Danach kam es zum einen nicht darauf an, dass die Initiative zur Lernerfolgskontrolle zwingend vom Lehrenden ausgehen muss, wie die Klägerin meint. Vielmehr reicht neben einem vertraglichen Anspruch hierauf auch die tatsächliche Bereitstellung einer Möglichkeit zur unmittelbaren Interaktion zwischen Lehrendem und Lernendem aus. Eine solche hat die Beklagte mit dem Vorhandensein eines „virtuellen Klassenzimmers“ ausdrücklich beworben. Hieran muss sie sich festhalten lassen, auch wenn sie die entsprechenden Angaben zwischenzeitlich von ihren Internetseiten entfernt hat.

3. Die Kammer hatte keine durchgreifenden Bedenken hinsichtlich der Bestimmtheit des vom Kläger formulierten Unterlassungsantrags.

a) Nach § 253 Abs. 2 Nr. 2 ZPO muss die Klageschrift die bestimmte Angabe des Gegenstandes und des Grundes des erhobenen Anspruchs, sowie einen bestimmten Antrag enthalten. Das bedeutet beim Unterlassungsantrag (und gemäß § 313 Abs. 1 Nr. 4 ZPO bei einer darauf beruhenden Verurteilung), dass die nach dem begehrten Verbot vom Beklagten zu unterlassende Handlung (der Streitgegenstand) nicht derart undeutlich gefasst sein darf, dass Gegenstand und Umfang der Entscheidungsbefugnis des Gerichts (§ 308 Abs. 1 ZPO) nicht erkennbar abgegrenzt sind, sich der Beklagte deshalb nicht erschöpfend verteidigen kann und letztlich die Entscheidung darüber, was dem Beklagten verboten ist, dem Vollstreckungsgericht überlassen bleibt (vgl. etwa BGH GRUR 2018, 203 Rn. 10 – Betriebspsychologe m.w.N.).
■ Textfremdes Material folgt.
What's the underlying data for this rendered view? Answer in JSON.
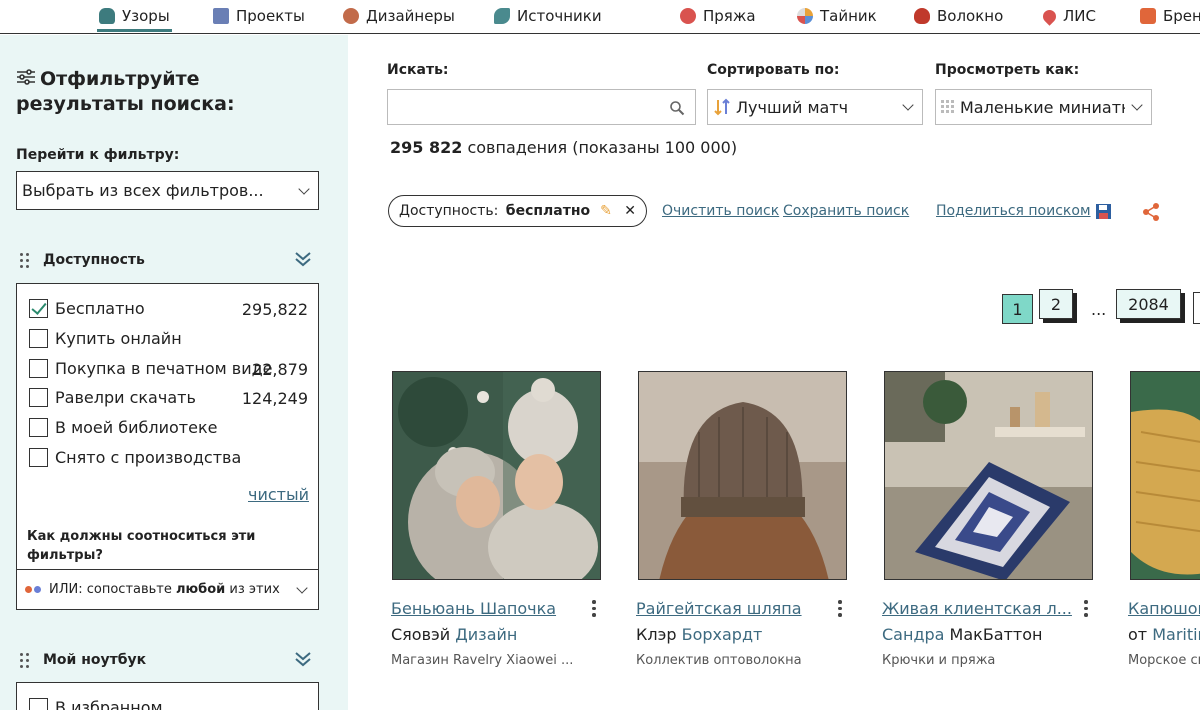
{
  "nav": {
    "items": [
      {
        "label": "Узоры",
        "active": true,
        "color": "#3d7b7e"
      },
      {
        "label": "Проекты",
        "color": "#6a7fb5"
      },
      {
        "label": "Дизайнеры",
        "color": "#c26b4a"
      },
      {
        "label": "Источники",
        "color": "#4a8a8e"
      },
      {
        "label": "Пряжа",
        "color": "#d9534f"
      },
      {
        "label": "Тайник",
        "color": "#e8a23a"
      },
      {
        "label": "Волокно",
        "color": "#c0392b"
      },
      {
        "label": "ЛИС",
        "color": "#d9534f"
      },
      {
        "label": "Бренды",
        "color": "#e0663a"
      }
    ]
  },
  "sidebar": {
    "title": "Отфильтруйте результаты поиска:",
    "goto_label": "Перейти к фильтру:",
    "goto_value": "Выбрать из всех фильтров...",
    "availability": {
      "heading": "Доступность",
      "options": [
        {
          "label": "Бесплатно",
          "count": "295,822",
          "checked": true
        },
        {
          "label": "Купить онлайн",
          "count": "",
          "checked": false
        },
        {
          "label": "Покупка в печатном виде",
          "count": "22,879",
          "checked": false
        },
        {
          "label": "Равелри скачать",
          "count": "124,249",
          "checked": false
        },
        {
          "label": "В моей библиотеке",
          "count": "",
          "checked": false
        },
        {
          "label": "Снято с производства",
          "count": "",
          "checked": false
        }
      ],
      "clear_label": "чистый",
      "relation_question": "Как должны соотноситься эти фильтры?",
      "relation_prefix": "ИЛИ: сопоставьте ",
      "relation_bold": "любой",
      "relation_suffix": " из этих"
    },
    "notebook": {
      "heading": "Мой ноутбук",
      "first_option": "В избранном"
    }
  },
  "search": {
    "label": "Искать:",
    "value": "",
    "sort_label": "Сортировать по:",
    "sort_value": "Лучший матч",
    "view_label": "Просмотреть как:",
    "view_value": "Маленькие миниатюры",
    "results_count": "295 822",
    "results_text": " совпадения (показаны 100 000)"
  },
  "filter_pill": {
    "key": "Доступность:",
    "value": "бесплатно"
  },
  "actions": {
    "clear": "Очистить поиск",
    "save": "Сохранить поиск",
    "share": "Поделиться поиском"
  },
  "pagination": {
    "pages": [
      "1",
      "2"
    ],
    "ellipsis": "...",
    "last": "2084",
    "active_color": "#7fd8c8"
  },
  "cards": [
    {
      "title": "Беньюань Шапочка",
      "author_plain": "Сяовэй ",
      "author_link": "Дизайн",
      "source": "Магазин Ravelry Xiaowei ..."
    },
    {
      "title": "Райгейтская шляпа",
      "author_plain": "Клэр ",
      "author_link": "Борхардт",
      "source": "Коллектив оптоволокна"
    },
    {
      "title": "Живая клиентская л...",
      "author_plain": "",
      "author_link": "Сандра",
      "author_plain2": " МакБаттон",
      "source": "Крючки и пряжа"
    },
    {
      "title": "Капюшон",
      "author_plain": "от ",
      "author_link": "Maritime",
      "source": "Морское свет"
    }
  ]
}
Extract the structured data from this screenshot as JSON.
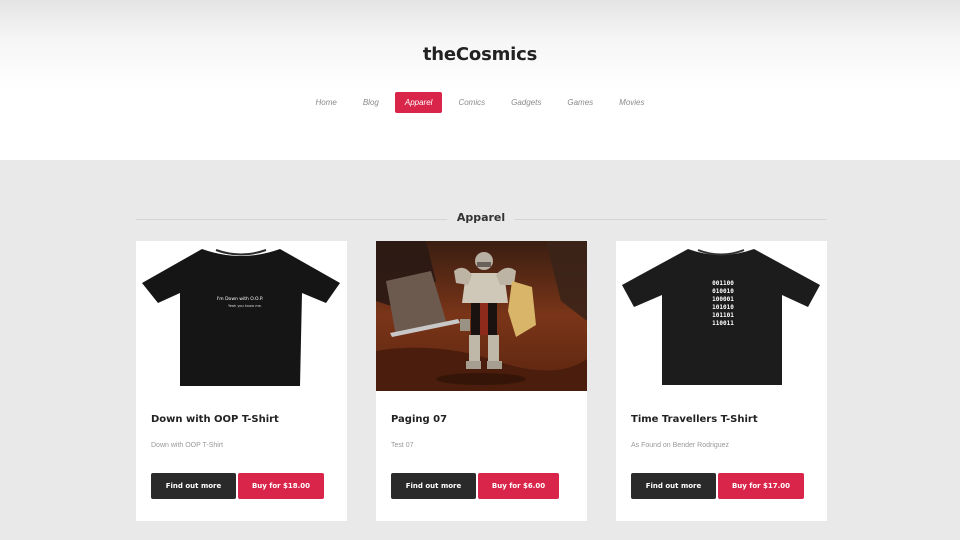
{
  "site": {
    "brand": "theCosmics"
  },
  "nav": {
    "items": [
      {
        "label": "Home"
      },
      {
        "label": "Blog"
      },
      {
        "label": "Apparel",
        "active": true
      },
      {
        "label": "Comics"
      },
      {
        "label": "Gadgets"
      },
      {
        "label": "Games"
      },
      {
        "label": "Movies"
      }
    ]
  },
  "section": {
    "title": "Apparel"
  },
  "products": [
    {
      "title": "Down with OOP T-Shirt",
      "description": "Down with OOP T-Shirt",
      "more_label": "Find out more",
      "buy_label": "Buy for $18.00",
      "image": "black-tshirt-oop",
      "print_line1": "I'm Down with O.O.P.",
      "print_line2": "Yeah you know me."
    },
    {
      "title": "Paging 07",
      "description": "Test 07",
      "more_label": "Find out more",
      "buy_label": "Buy for $6.00",
      "image": "armored-knight-game-scene"
    },
    {
      "title": "Time Travellers T-Shirt",
      "description": "As Found on Bender Rodriguez",
      "more_label": "Find out more",
      "buy_label": "Buy for $17.00",
      "image": "black-tshirt-binary",
      "binary_rows": [
        "001100",
        "010010",
        "100001",
        "101010",
        "101101",
        "110011"
      ]
    }
  ],
  "colors": {
    "accent": "#d9254a",
    "dark_button": "#2a2a2a",
    "background": "#e9e9e9"
  }
}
b) Ein Unterlassungsantrag genügt regelmäßig den Bestimmtheitsanforderungen des § 253 Abs. 2 Nr. 2 ZPO, wenn er – soweit möglich – auf die konkrete Verletzungsform Bezug nimmt (vgl. BGH, NJW 2011, 2211, 2212 – Hörgeräteversorgung II m.w.N; BGH, GRUR 2001, 453, 454 – TCM-Zentrum).
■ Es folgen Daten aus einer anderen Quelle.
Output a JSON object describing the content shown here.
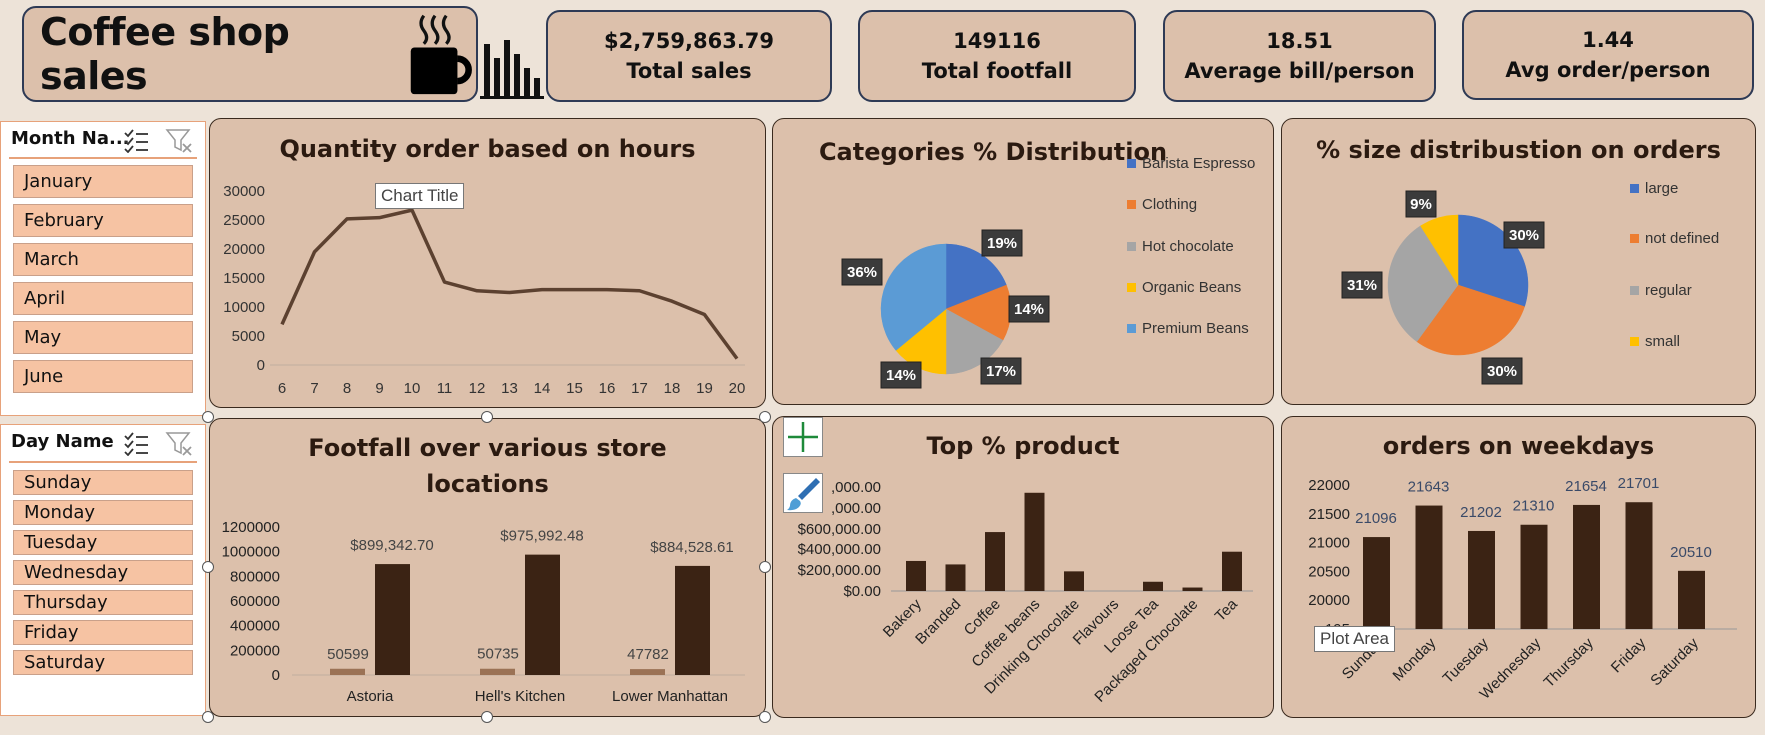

c) Auch ein abstrakt gehaltener Antrag mit der anschließenden Formulierung „wenn dies geschieht, wie …“, ist auf die konkrete Verletzungsform beschränkt (Gloy/Loschelder/DanckwertsUWG-HdB, § 88 Streitgegenstand und Antrag, Rn. 31). In Fällen, in denen sich die Klage gegen die konkrete Verletzungsform richtet, ist regelmäßig in dieser Verletzungsform den Lebenssachverhalt zu sehen, durch den der Streitgegenstand bestimmt wird. Das Klagebegehren richtet sich in diesem Fall gegen ein konkret umschriebenes Verhalten, das bei einer natürlichen Betrachtungsweise den Tatsachenkomplex und damit die Beanstandungen umschreibt, zu der die konkrete Verletzungsform Anlass geben kann (vgl. BGH, GRUR 2013, 401, 403 Rn. 24 – Biomineralwasser).

Aus diesem Grunde war es unschädlich, dass der Kläger seinen Antrag nicht ausdrücklich auf das Angebot von Onlineausbildungen zum Fitness-Trainer beschränkt hat.

C. Der Kläger kann von der Beklagten die Erstattung der geltend gemachten vorgerichtlichen Abmahnkosten für die Abmahnung vom 18. September 2020 in Höhe von 367,50 EUR verlangen.

1. Da die mit Schreiben vom 10. Dezember 2020 ausgesprochene vorgerichtliche Abmahnung nach den obigen Ausführungen in der Sache begründet waren, stand dem Kläger für die insoweit entstandenen Kosten ein Erstattungsanspruch aus aus § 13 Abs. 3 UWG zu.

2. Für einen Verband, dem es zuzumuten ist, typische und durchschnittlich schwer zu verfolgende Wettbewerbsverstöße selbst zu erkennen und abzumahnen, kommt lediglich ein Anspruch auf anteiligen Ersatz der Personal- und Sachkosten in Form einer Kostenpauschale in Betracht (vgl. Bornkamm in Köhler/Bornkamm/Feddersen, UWG, 40. Aufl., Rz. 1.127 zu § 12 UWG; OLG Hamburg, Urteil vom 28. November 2001, 5 U 111/01, BeckRS 2001 30222988). Hierzu muss der Verband die Parameter offenlegen, welche der Pauschalierung zugrunde liegen, was der Kläger im Rahmen der Klageschrift in ausreichendem Umfang getan hat. Das pauschale Bestreiten des dort dargestellten Kostenaufwands durch die Beklagte war nicht ausreichend, zumal die Beklagte nicht vorgetragen hat, welche vom Kläger dargelegten Kostenansätze ihr aus welchen Gründen unplausibel erscheinen. Da Bestreiten war daher nicht ausreichend, um dem Kläger weitere Nachweise zur Angemessenheit der Höhe des geltend gemachten Aufwands zu erbringen. Darüber hinaus lag der vom Kläger geltend gemachte Betrag im Rahmen des Üblichen, so dass er ohne Weiteres im Wege der Schätzung nach § 287 ZPO durch das Gericht bestimmt werden konnte.

D. Die Kostenentscheidung folgt aus § 91 Abs. 1 ZPO.